Gairloch Stocking

Photograph of a single knitted patterned stocking
Gairloch Stocking knitted by Becca Macaulay (Photograph by Jim Dunn, used with permission of Gairloch Museum)

In the 1830s, Lady McKenzie of Gairloch – in an effort to help create income for local women on her estate – encouraged her tenants to improve their spinning and knitting. With her support, the distinctive diamond Gairloch pattern was developed. Local women, often the wives and daughters of crofters and farmers, spun, dyed and knitted stockings that were successfully sold to merchants in Scotland and London.

The distinctive pattern became associated with its place of production on the north- west coast of Scotland. In the mid-nineteenth century, the quality and patterning of the stockings also distinguished them from the plain knitted stockings produced by crofters on the east coast for Aberdeen hosiery merchants.
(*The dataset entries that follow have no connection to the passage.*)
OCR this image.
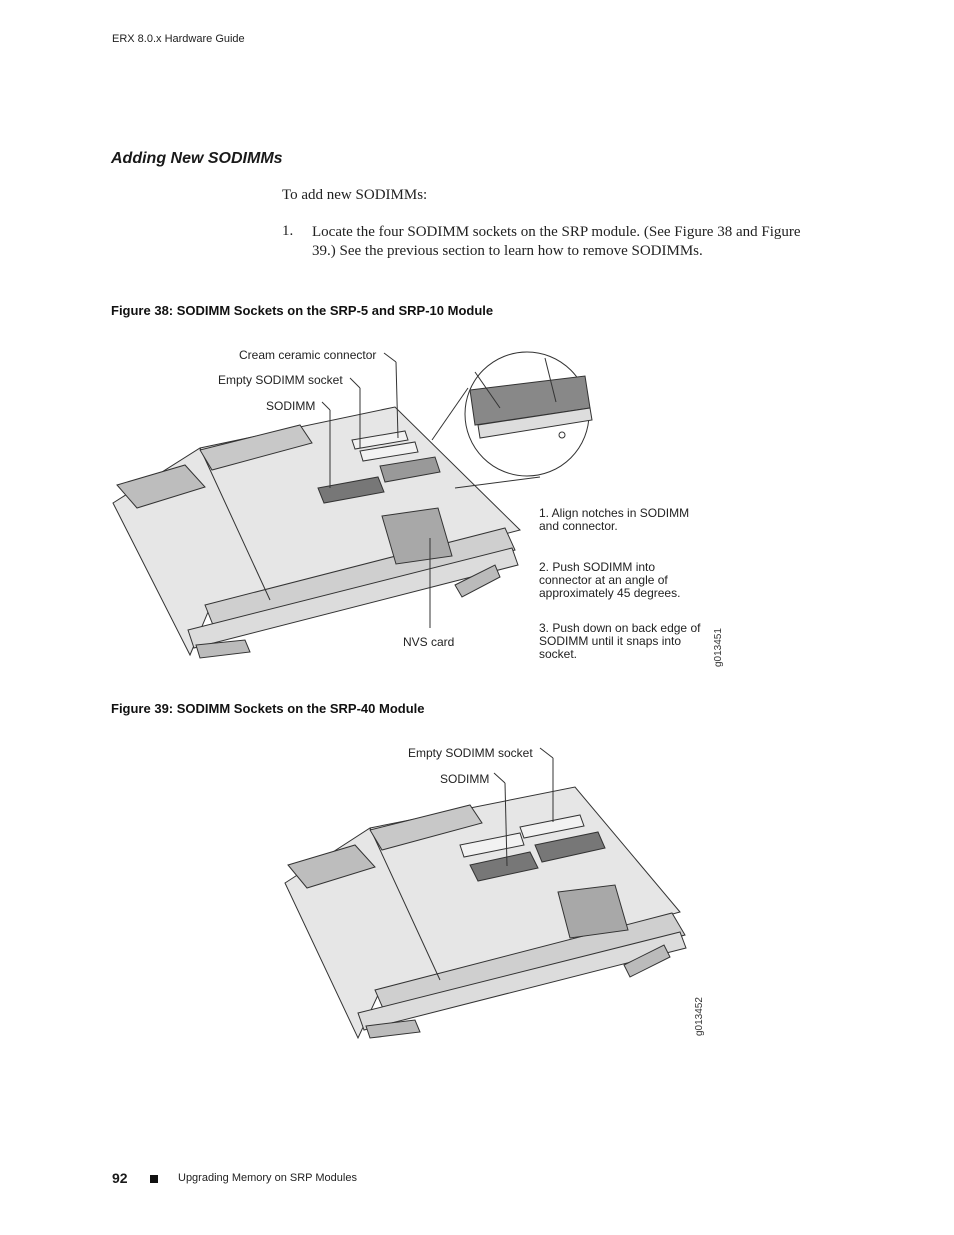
ERX 8.0.x Hardware Guide
Adding New SODIMMs
To add new SODIMMs:
1. Locate the four SODIMM sockets on the SRP module. (See Figure 38 and Figure 39.) See the previous section to learn how to remove SODIMMs.
Figure 38: SODIMM Sockets on the SRP-5 and SRP-10 Module
Cream ceramic connector
Empty SODIMM socket
SODIMM
NVS card
1. Align notches in SODIMM and connector.
2. Push SODIMM into connector at an angle of approximately 45 degrees.
3. Push down on back edge of SODIMM until it snaps into socket.	g013451
Figure 39: SODIMM Sockets on the SRP-40 Module
Empty SODIMM socket
SODIMM
g013452
92	Upgrading Memory on SRP Modules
The shaped and patterned stocking hand knitted in Gairloch could also not be replicated by the hand operated circular sock knitting machines that were developed in the nineteenth century.

Lady McKenzie’s support of craft production on her estate was also indicative of the greater interest that aristocratic landowners took in the welfare of their tenants during the nineteenth century. The support of these families resulted in the formation of the Highland Home Industries and the Scottish Home Industries. Estate owners organised large exhibitions of goods in major cities across the UK, which encouraged the public to buy goods directly from the producers.

Stockings and garments featuring the distinctive pattern are now promoted and displayed in the Gairloch Museum.